Councillor Farut Shaeen, Sandwell Council’s cabinet member for living healthy lives, said: “We’re really proud of the Blue Light Project and its impact on vulnerable people and we are delighted to have won this highly-coveted national award.
“This is recognition of the hard work of everyone involved in the project and we look forward to helping many more people in the future.”
The project, led by the council’s Public Health team, working with the local substance misuse service provider Cranstoun, housing and social work teams, the NHS, police, probation, GPs, ambulance and other services.
More than 200 staff across these organisations, including the council, are also trained in how to identify someone who would benefit from the project – which was also shortlisted in this year’s MJ awards.

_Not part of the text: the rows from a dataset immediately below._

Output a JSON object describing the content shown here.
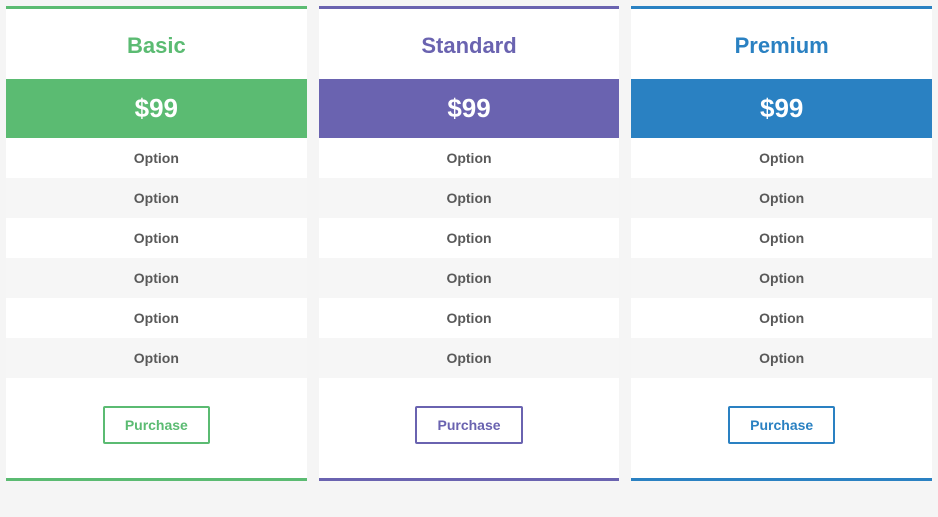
{
  "plans": [
    {
      "key": "basic",
      "title": "Basic",
      "price": "$99",
      "features": [
        "Option",
        "Option",
        "Option",
        "Option",
        "Option",
        "Option"
      ],
      "cta": "Purchase"
    },
    {
      "key": "standard",
      "title": "Standard",
      "price": "$99",
      "features": [
        "Option",
        "Option",
        "Option",
        "Option",
        "Option",
        "Option"
      ],
      "cta": "Purchase"
    },
    {
      "key": "premium",
      "title": "Premium",
      "price": "$99",
      "features": [
        "Option",
        "Option",
        "Option",
        "Option",
        "Option",
        "Option"
      ],
      "cta": "Purchase"
    }
  ]
}
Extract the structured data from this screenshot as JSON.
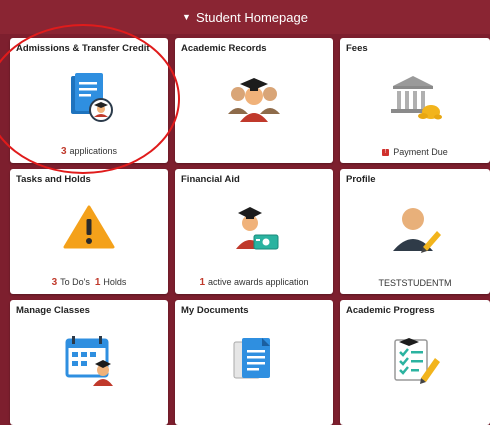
{
  "header": {
    "title": "Student Homepage"
  },
  "tiles": {
    "admissions": {
      "title": "Admissions & Transfer Credit",
      "count": "3",
      "footer": "applications"
    },
    "records": {
      "title": "Academic Records"
    },
    "fees": {
      "title": "Fees",
      "footer": "Payment Due",
      "badge": "!"
    },
    "tasks": {
      "title": "Tasks and Holds",
      "todo_count": "3",
      "todo_label": "To Do's",
      "holds_count": "1",
      "holds_label": "Holds"
    },
    "aid": {
      "title": "Financial Aid",
      "count": "1",
      "footer": "active awards application"
    },
    "profile": {
      "title": "Profile",
      "footer": "TESTSTUDENTM"
    },
    "classes": {
      "title": "Manage Classes"
    },
    "documents": {
      "title": "My Documents"
    },
    "progress": {
      "title": "Academic Progress"
    }
  },
  "icons": {
    "admissions": "document-graduate-icon",
    "records": "students-graduate-icon",
    "fees": "bank-money-icon",
    "tasks": "warning-icon",
    "aid": "student-money-icon",
    "profile": "person-pencil-icon",
    "classes": "calendar-student-icon",
    "documents": "documents-icon",
    "progress": "checklist-pencil-icon"
  },
  "colors": {
    "background": "#7d1f2e",
    "header": "#8a2533",
    "highlight_circle": "#e01b1b",
    "count": "#c0392b"
  }
}
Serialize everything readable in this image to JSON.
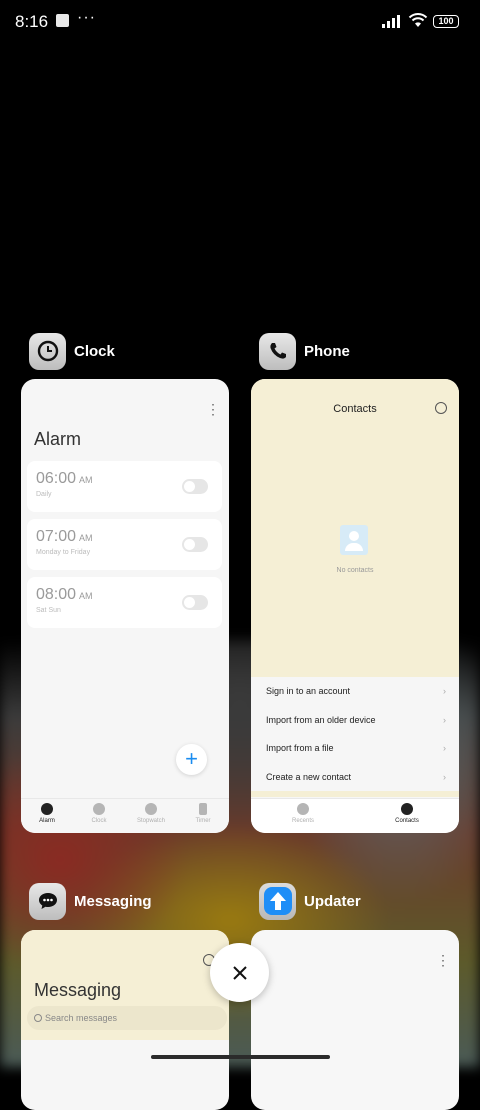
{
  "status_bar": {
    "time": "8:16",
    "more": "···",
    "battery": "100"
  },
  "recents": [
    {
      "app_name": "Clock",
      "screen": {
        "title": "Alarm",
        "alarms": [
          {
            "time": "06:00",
            "ampm": "AM",
            "repeat": "Daily"
          },
          {
            "time": "07:00",
            "ampm": "AM",
            "repeat": "Monday to Friday"
          },
          {
            "time": "08:00",
            "ampm": "AM",
            "repeat": "Sat Sun"
          }
        ],
        "fab": "+",
        "tabs": [
          "Alarm",
          "Clock",
          "Stopwatch",
          "Timer"
        ],
        "active_tab": "Alarm"
      }
    },
    {
      "app_name": "Phone",
      "screen": {
        "title": "Contacts",
        "empty_text": "No contacts",
        "menu": [
          "Sign in to an account",
          "Import from an older device",
          "Import from a file",
          "Create a new contact"
        ],
        "tabs": [
          "Recents",
          "Contacts"
        ],
        "active_tab": "Contacts"
      }
    },
    {
      "app_name": "Messaging",
      "screen": {
        "title": "Messaging",
        "search_placeholder": "Search messages"
      }
    },
    {
      "app_name": "Updater",
      "screen": {}
    }
  ],
  "close_button": "×",
  "colors": {
    "accent": "#1a8cf0",
    "phone_header_bg": "#f5efd5",
    "updater_icon": "#1e8ef7"
  }
}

Lisa McNally, Sandwell Council’s director of public health, said: “This is a very important award scheme which attracts entries from the very best of public health organisations in the country.
“To win one of the top awards is amazing and confirms the fact that Blue Light is an amazing project which helps vulnerable people at a time when most of them are in desperate need for help.”
To begin with, more than 30 drinkers engaged with the project. Based on just nine individuals who were responsible for costs to the public purse of £244,000 in the 12 months prior to Blue Light, by the end of 12 months that had been reduced to below £93,000.
The success led to the continuation of the Blue Light project with funding provided by the Better Care Fund. Around 50 individuals are being helped each year.
The scheme has also been nominated for The Guardian Public Health & Wellbeing Award 2019.
Caption left to right: Mary Bailey and Dawn Maycock from Sandwell Public Health; Irene O'Brien, Debra Slater and Arron Owen from Cranstoun with Lisa McNally, Sandwell's director of public health.